The exhibition also features images from the Grand Rapids Master Plan and from Celadon, a new development in Grand Rapids at the corner of Knapp and Leffingwell streets. Both the plan and the neighborhood are examples of New Urbanism, a development effort to reduce urban sprawl and the over-reliance on the automobile that goes with it.
New Urbanist development focuses on the building of residential neighborhoods where all civic, commercial, retail amenities are within easy walking distance. “A lot of the principles of New Urbanism hark back to old urban principles,” said Zwart. “Those practices were really good, and we’re getting back to it.”

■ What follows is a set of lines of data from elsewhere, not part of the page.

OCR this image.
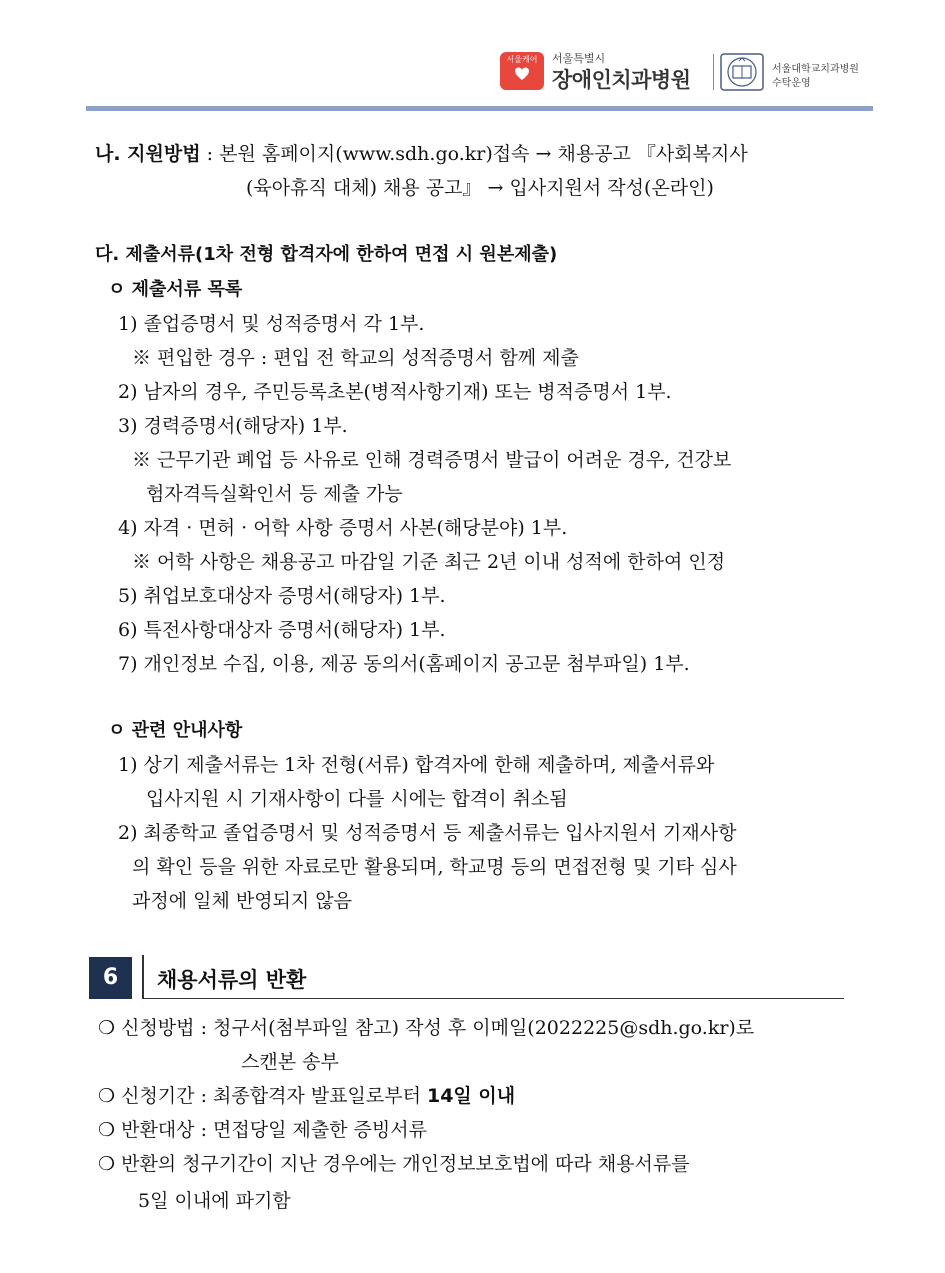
서울케어	서울특별시
장애인치과병원	서울대학교치과병원
수탁운영
나. 지원방법 : 본원 홈페이지(www.sdh.go.kr)접속 → 채용공고 『사회복지사
(육아휴직 대체) 채용 공고』 → 입사지원서 작성(온라인)
다. 제출서류(1차 전형 합격자에 한하여 면접 시 원본제출)
ㅇ 제출서류 목록
1) 졸업증명서 및 성적증명서 각 1부.
※ 편입한 경우 : 편입 전 학교의 성적증명서 함께 제출
2) 남자의 경우, 주민등록초본(병적사항기재) 또는 병적증명서 1부.
3) 경력증명서(해당자) 1부.
※ 근무기관 폐업 등 사유로 인해 경력증명서 발급이 어려운 경우, 건강보
험자격득실확인서 등 제출 가능
4) 자격 · 면허 · 어학 사항 증명서 사본(해당분야) 1부.
※ 어학 사항은 채용공고 마감일 기준 최근 2년 이내 성적에 한하여 인정
5) 취업보호대상자 증명서(해당자) 1부.
6) 특전사항대상자 증명서(해당자) 1부.
7) 개인정보 수집, 이용, 제공 동의서(홈페이지 공고문 첨부파일) 1부.
ㅇ 관련 안내사항
1) 상기 제출서류는 1차 전형(서류) 합격자에 한해 제출하며, 제출서류와
입사지원 시 기재사항이 다를 시에는 합격이 취소됨
2) 최종학교 졸업증명서 및 성적증명서 등 제출서류는 입사지원서 기재사항
의 확인 등을 위한 자료로만 활용되며, 학교명 등의 면접전형 및 기타 심사
과정에 일체 반영되지 않음
6	채용서류의 반환
❍ 신청방법 : 청구서(첨부파일 참고) 작성 후 이메일(2022225@sdh.go.kr)로
스캔본 송부
❍ 신청기간 : 최종합격자 발표일로부터 14일 이내
❍ 반환대상 : 면접당일 제출한 증빙서류
❍ 반환의 청구기간이 지난 경우에는 개인정보보호법에 따라 채용서류를
5일 이내에 파기함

New Urbanism is also the subject of a lecture by John Norquist, CEO and president of the Congress for the New Urbanism, held at 7:30 p.m., Friday, November 14, in the Commons Lecture Hall. “He promotes mixed-use, walk-able communities that rely on public transit,” said Calvin professor of philosophy Lee Hardy. “If we’re looking to cut down on our oil dependence, this is probably the best way.”
The lecture is one of several events—on topics of urban planning, environmentalism and transit—that will accompany the exhibitions. And Hardy is a member of a committee including Zwart, Calvin art history professor Lisa Van Arragon, art professor You Kyong Ahn and Calvin director of community engagement Gail Heffner, which planned both exhibitions and events.
Zwart believes that a message will emerge from the entire mix: “There is a better way. There’s a better way to plan our communities, and there’s a better way to create business. And Grand Rapids is one of the more forward-thinking communities when it comes to urban planning.”